On the surface, the senseless killing of yet another black man at the hands of police was a match that lit a tinderbox. The fire’s intensity shouldn’t really surprise anyone, as it’s been stoked by years of racism, hatred, contempt, and fear that’s been exposed and amplified by Trump’s actions and behaviours. 

Time and again, Trump has promoted hatred of different races – from his characterization of Mexicans as murderers and rapists, to his description of third-world countries as shitholes. And he has promoted racism – from his failure to condemn torch-baring white nationalist marchers in Charlottesville, to his recent use of racially charged phrases like “when the looting starts the shooting starts”.

Time and again, Trump has promoted violence.

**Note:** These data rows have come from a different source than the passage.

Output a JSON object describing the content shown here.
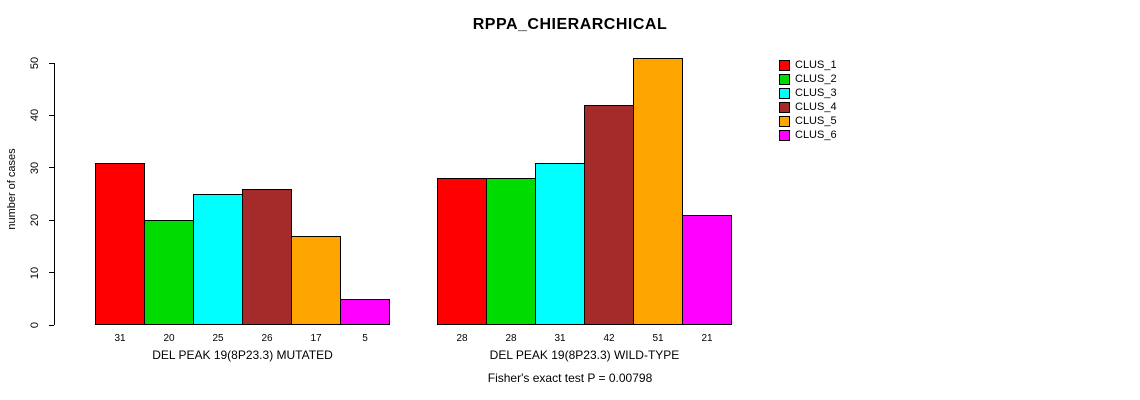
{
  "title": "RPPA_CHIERARCHICAL",
  "chart_data": {
    "type": "bar",
    "title": "RPPA_CHIERARCHICAL",
    "xlabel": "",
    "ylabel": "number of cases",
    "ylim": [
      0,
      51
    ],
    "yticks": [
      0,
      10,
      20,
      30,
      40,
      50
    ],
    "grid": false,
    "legend_position": "top-right",
    "categories": [
      "DEL PEAK 19(8P23.3) MUTATED",
      "DEL PEAK 19(8P23.3) WILD-TYPE"
    ],
    "series": [
      {
        "name": "CLUS_1",
        "color": "#FF0000",
        "values": [
          31,
          28
        ]
      },
      {
        "name": "CLUS_2",
        "color": "#00DB00",
        "values": [
          20,
          28
        ]
      },
      {
        "name": "CLUS_3",
        "color": "#00FFFF",
        "values": [
          25,
          31
        ]
      },
      {
        "name": "CLUS_4",
        "color": "#A52A2A",
        "values": [
          26,
          42
        ]
      },
      {
        "name": "CLUS_5",
        "color": "#FFA500",
        "values": [
          17,
          51
        ]
      },
      {
        "name": "CLUS_6",
        "color": "#FF00FF",
        "values": [
          5,
          21
        ]
      }
    ],
    "annotation": "Fisher's exact test P = 0.00798"
  }
}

On the campaign trail in 2016 he told audience members he’d pay their legal fees if they engaged in violence against protesters. At a campaign rally in 2017 he praised a representative who pleaded guilty to misdemeanor assault of a reporter saying, “Any guy that can do a body slam, he is my type!” When protests erupted in Michigan and Minnesota against pandemic restrictions, he egged people on urging them to “liberate” their states. He even went a step further when he told people to “liberate Virginia, and save your great 2nd Amendment. It’s under siege!” Nothing like the commander-in-chief urging gun owners to storm statehouses locked and loaded.

And if turning citizens on each other doesn’t work, Trump and his administration have proclaimed their willingness to turn the military on citizens. In early June the U.S. Secretary of Defense compared protests in cities across the country to battlespaces, while Trump warned governors that if they don’t take back their streets, he’ll do it for them by sending in the military.

How can this be happening in the U.S.?

I think there are two possible explanations for how the fabric of America has worn so thin: fear or indifference. If someone’s truly indifferent in the face of all the hatred and violence, then I don’t imagine there’s much anyone can say that will motivate them to take notice, much less do something. But I find it hard to believe that so many people in the U.S. can be indifferent to the plight of others. I think that the main thing underlying the U.S.’s self-destruction is fear.

So, I’ve really been thinking about fear. I know fear is deeply personal and it can be debilitating. But I think the time has come for everyone to examine their own fear and to think about the consequences to the country – to the world – if you don’t move past it.

If you’re struggling with the bounds of your own fear, ask yourself a few simple questions: Are you willing to live with the fact that the notion of freedom and justice for all is a lie? Are you willing to persist in turning a blind eye to social injustice? Are you willing to stand by and let the government take up arms against peaceful protesters?

If you answered no to any of these questions, then now’s the time to take a stand. Let your fear motivate you to fight injustice and show that you believe that black lives matter. If we don’t demand accountability and change now, then the world will become much more dangerous for us all.